Being a part of an online fandom is to enter into a secret society, where you’ll learn a new language of secret code words and acronyms, share in-jokes and references, and find yourself a tribe of people who understand a part of your identity so often misunderstood in the real world. It’s a place where your obsession isn’t just accepted, it’s encouraged, rewarded. Why wouldn’t you spend that money on that rare collector’s item? Of course you need to go to multiple concerts! Within fandoms, we spend a lot of time talking about “locals” -- people who don’t understand standom. They don’t get it.

“Whenever things are going wrong, I’m just like ‘boy bands are the answer’,” says one of the fans in the film.

The film does a great job of displaying the duality of how fandom works as both a comfort and an escape. The last eight years of my life have been taken up with chronic pain and mental health struggles, but Britney and my fandom have been a continuous source of strength, comfort and escapism for me through it all. I draw strength from seeing Britney battle her own demons, I find comfort in her performances, her interviews and music, and logging onto Twitter and seeing what my fellow stans are laughing about at any given moment never fails to lift my mood.

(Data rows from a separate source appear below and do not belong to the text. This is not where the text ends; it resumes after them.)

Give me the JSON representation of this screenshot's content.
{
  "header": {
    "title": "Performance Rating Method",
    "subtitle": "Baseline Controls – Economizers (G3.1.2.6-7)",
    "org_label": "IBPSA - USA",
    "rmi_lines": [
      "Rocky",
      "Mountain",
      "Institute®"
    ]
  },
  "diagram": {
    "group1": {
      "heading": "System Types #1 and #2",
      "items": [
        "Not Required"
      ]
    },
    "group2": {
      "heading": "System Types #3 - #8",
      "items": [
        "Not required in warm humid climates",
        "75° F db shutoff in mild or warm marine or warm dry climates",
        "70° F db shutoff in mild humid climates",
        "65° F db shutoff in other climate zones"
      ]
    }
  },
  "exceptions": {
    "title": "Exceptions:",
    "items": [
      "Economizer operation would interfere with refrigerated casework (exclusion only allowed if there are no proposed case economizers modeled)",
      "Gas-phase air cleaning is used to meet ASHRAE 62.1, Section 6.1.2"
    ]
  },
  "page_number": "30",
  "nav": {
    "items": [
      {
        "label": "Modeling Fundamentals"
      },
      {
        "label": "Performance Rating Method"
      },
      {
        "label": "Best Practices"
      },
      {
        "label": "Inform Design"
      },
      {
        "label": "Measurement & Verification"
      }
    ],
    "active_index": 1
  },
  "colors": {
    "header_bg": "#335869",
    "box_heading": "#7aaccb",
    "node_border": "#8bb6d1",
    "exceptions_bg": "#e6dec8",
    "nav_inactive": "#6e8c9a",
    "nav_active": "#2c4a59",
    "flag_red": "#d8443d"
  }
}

Being a fan, sinking down into the rabbit hole of fandom, it gives me a place to run to when the real world seems too bleak -- if I don’t want to think about what’s going on in my actual life, I can just sink a few hours into any of the unsolved mysteries of Britney’s career.

“I used to be normal!” gasps one of the fangirls in the film.

Maybe I was once, too, but I wouldn’t change it for anything.

I Used To Be Normal: A Boyband Fangirl Story is in selected cinemas on November 22.